A falta de un verano, el año de movimiento político que comenzó con las amenazas de referéndum tras los atentados de Barcelona, se ha solventado en una entrega del Estado. Pese a lo que los medios adeptos al Gobierno Sánchez quieran decir, lo cierto es que toda la película y aventura del Procés no tenía que servir sino para tapar los agujeros presupuestarios de la rapiña de los Pujol y compañía (aún en libertad) y cubrir dichos vacíos con inyección de efectivo para farmacias y policías. Una huida hacia adelante estudiada para lavar la cara a una Administración regional mafiosa y a sus cómplices estatales autonomistas.
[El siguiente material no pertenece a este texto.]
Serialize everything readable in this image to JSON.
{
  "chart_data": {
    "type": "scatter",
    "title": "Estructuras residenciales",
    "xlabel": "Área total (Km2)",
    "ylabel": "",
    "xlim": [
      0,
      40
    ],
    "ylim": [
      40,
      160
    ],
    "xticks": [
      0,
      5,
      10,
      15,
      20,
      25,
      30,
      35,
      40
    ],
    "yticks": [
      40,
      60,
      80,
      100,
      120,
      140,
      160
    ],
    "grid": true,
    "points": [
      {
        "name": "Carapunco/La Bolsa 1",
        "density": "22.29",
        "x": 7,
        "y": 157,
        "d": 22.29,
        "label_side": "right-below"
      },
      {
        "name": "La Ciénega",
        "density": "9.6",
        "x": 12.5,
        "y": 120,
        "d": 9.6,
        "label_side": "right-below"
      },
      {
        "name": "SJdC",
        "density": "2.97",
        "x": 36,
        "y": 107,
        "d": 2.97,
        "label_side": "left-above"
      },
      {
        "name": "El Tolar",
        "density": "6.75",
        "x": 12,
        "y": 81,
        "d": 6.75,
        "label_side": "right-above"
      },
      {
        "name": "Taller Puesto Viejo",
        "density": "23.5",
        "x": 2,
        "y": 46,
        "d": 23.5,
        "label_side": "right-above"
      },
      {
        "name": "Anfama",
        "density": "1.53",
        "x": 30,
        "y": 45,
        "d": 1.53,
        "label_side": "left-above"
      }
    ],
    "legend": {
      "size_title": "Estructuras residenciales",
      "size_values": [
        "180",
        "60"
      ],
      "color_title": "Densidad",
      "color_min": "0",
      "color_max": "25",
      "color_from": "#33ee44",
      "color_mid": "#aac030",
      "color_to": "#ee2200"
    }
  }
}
Al final, las ansias de libertad se compraban con dinero.

Los españoles somos gilipollas si nos tragamos el cuento de que Sánchez, con dos horas y media de reunión en La Moncloa, ha conjurado el riesgo de secesión. O Sánchez es el tipo más listo del mundo (cosa que dudamos) o todo era una patraña. Los españoles somos gilopollas porque dejamos que un Gobierno débil como el de Rajoy aplicase un 155 que era como ponerle una tirita a un cáncer, y permitimos que un Gobierno traidor como el de Sánchez quite el apósito diciendo que la herida ha cicatrizado porque se le ha echado un poco de mecromina.

Los españoles somos gilipollas porque nos hemos entretenido en un jueguecito de banderas y de trapos que, en realidad, iba de euros y de cuentas en Suiza y Andorra. Ni están los ladrones en la cárcel, ni el nacionalismo aplastado, ni España a salvo. Pero hoy nos iremos a la cama resoplando tranquilos porque nos cuenta La Sexta que Torra y Sánchez se entienden y en septiembre se irán de vinos.